Panic Attack Criteria
Munchausen syndrome: Young to middle aged men most commonly have this diagnosis. Munchausen patients create stories about medical illnesses in order to experience medical care. Malingerers, on the other hand, act in a way to achieve secondary goals and external incentives. Harwood comment: The key is what the motivation is for the patient. If their motivation is to be the center of medical attention then it’s munchausen’s disease. If the motivation is to get drugs or get out of work then it is not munchausen’s.
Primary gain is related to a patient wanting to improve their internal feelings. Secondary gain is related to gaining advantage of external factors like getting off work, getting drugs, gaining money.

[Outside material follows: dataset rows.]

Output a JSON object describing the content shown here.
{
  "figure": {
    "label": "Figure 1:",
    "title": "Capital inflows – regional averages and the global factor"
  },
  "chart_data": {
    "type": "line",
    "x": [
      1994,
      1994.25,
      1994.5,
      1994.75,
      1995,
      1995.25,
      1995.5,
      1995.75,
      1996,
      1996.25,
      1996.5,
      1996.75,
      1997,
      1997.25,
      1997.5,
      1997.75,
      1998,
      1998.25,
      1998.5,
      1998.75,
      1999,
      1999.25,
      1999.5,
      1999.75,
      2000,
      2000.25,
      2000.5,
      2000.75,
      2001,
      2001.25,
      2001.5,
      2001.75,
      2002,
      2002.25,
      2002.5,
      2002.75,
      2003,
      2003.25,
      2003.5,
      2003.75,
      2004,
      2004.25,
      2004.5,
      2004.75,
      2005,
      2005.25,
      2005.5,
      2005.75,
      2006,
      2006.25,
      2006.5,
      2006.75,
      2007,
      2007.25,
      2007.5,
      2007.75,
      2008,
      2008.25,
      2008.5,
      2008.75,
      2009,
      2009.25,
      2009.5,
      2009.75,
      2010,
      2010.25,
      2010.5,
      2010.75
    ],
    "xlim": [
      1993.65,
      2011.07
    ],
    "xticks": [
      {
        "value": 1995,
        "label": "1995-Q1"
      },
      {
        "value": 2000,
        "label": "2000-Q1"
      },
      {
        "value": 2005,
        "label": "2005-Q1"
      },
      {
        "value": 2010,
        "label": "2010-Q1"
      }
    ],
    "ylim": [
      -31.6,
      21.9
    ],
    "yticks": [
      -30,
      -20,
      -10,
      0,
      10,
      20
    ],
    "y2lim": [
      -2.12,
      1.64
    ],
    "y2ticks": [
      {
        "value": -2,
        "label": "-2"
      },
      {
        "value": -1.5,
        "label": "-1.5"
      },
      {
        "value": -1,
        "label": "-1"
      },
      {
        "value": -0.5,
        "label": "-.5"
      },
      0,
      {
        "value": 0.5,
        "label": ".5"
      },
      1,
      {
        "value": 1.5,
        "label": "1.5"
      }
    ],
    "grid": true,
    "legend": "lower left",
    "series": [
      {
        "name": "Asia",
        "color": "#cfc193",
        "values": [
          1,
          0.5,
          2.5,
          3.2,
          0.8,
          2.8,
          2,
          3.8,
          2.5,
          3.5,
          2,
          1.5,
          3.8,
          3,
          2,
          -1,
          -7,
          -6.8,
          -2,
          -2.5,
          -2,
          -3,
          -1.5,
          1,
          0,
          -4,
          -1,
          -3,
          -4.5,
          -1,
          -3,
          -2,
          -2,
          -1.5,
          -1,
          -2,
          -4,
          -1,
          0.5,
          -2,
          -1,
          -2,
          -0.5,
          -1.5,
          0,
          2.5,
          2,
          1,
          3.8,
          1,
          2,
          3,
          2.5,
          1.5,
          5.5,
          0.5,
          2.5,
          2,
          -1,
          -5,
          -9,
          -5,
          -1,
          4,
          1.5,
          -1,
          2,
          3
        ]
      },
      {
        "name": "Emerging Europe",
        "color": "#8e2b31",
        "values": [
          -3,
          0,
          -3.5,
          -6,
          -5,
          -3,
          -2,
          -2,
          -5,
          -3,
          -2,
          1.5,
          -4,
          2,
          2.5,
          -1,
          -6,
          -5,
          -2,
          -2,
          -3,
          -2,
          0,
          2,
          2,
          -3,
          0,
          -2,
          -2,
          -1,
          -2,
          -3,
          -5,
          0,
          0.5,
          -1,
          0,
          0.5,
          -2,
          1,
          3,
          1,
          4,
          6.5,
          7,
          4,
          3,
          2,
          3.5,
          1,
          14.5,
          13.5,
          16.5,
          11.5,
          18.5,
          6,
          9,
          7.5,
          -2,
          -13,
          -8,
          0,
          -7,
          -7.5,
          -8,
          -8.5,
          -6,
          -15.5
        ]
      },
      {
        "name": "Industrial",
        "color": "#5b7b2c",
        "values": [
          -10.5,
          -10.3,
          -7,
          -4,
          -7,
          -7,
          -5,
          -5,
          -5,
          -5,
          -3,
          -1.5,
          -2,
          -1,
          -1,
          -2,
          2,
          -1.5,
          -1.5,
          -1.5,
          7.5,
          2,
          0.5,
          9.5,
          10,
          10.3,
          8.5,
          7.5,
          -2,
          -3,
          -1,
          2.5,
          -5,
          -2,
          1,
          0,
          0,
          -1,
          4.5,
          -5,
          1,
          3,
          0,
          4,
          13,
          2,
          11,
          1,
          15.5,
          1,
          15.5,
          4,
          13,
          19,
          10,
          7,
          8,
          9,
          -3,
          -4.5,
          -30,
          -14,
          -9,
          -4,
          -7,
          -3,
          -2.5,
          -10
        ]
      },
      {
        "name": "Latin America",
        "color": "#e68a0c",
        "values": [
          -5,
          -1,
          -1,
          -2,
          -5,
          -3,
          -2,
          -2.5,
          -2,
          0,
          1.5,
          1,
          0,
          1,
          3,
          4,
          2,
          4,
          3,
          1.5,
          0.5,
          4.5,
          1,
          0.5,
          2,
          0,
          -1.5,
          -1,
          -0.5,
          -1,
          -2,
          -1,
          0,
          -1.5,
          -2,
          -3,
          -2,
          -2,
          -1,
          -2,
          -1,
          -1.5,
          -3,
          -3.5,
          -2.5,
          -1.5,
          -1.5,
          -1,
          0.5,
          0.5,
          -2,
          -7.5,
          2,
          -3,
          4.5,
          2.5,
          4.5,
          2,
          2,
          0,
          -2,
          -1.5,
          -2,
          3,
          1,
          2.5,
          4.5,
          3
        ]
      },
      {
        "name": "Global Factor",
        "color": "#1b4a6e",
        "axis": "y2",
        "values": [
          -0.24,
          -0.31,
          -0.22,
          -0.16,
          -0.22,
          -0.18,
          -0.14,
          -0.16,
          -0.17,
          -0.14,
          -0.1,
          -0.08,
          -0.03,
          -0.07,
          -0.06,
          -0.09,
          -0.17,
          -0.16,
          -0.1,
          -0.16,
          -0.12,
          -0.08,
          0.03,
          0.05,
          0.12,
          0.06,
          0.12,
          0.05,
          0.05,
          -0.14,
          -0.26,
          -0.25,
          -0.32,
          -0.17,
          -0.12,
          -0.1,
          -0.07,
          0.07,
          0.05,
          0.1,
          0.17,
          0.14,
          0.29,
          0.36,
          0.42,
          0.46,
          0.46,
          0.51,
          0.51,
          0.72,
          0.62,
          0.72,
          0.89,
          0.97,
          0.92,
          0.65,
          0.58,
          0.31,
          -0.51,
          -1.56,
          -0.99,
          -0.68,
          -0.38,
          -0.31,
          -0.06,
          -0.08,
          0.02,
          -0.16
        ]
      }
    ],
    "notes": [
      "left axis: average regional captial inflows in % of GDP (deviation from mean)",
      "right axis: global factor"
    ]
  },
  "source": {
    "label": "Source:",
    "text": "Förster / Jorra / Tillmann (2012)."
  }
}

Dystonic reactions and akathesia most commonly are caused by any anti-psychotic. Treat with Benadryl and cogentin. 2nd line treatment is benzos. Harwood comment: Cogentin (benztropine) is longer acting than Benadryl so you should give the patient some. Continue Benadryl and cogentin for 2 days.
Risk of suicide: men, older, psychosis, previous suicide attempt, excessive drugs/etoh, lack of social support, serious suicide attempt. Kelly comment: Get corroborating info from family members or partner/friend. Family/friend history may be significantly different from the patient’s history.
Sad Persons Scale
Venlafaxine (Effexor) is a serotonin-norepi re-uptake inhibitor that can prolong the QT interval. Methadone can also prolong the QT interval.
Anxiety is the most common class of psychiatric disorders seen by primary care physicians.
Managing the agitated patient: Physical and chemical restraint are both needed. Document that the patient is a risk to patient and staff. There was a discussion about using chemical restraint to reduce the risk of cardiac arrest from acidosis related to agitated psychosis. Ketamine was discussed as a tool for chemical restraint. Kari Tekwani said, in her experience, Ketamin works well calm patients but some psychiatric facilities will not accept patients in transfer after being given ketamine. Also there was a discussion about the differences between geodon and haldol for chemical restraint. Consensus was that their effectiveness/risk was largely equivalent.
Treatment of Neuroleptic Malignant Syndrome: Stop anti-psychotic, IV fluids, cooling, benzos, consider dantrolene or bromocriptine. Classically patients have lead pipe rigidity, hyperthermia, autonomic instability, and mental status changes. Differential includes serotonin syndrome.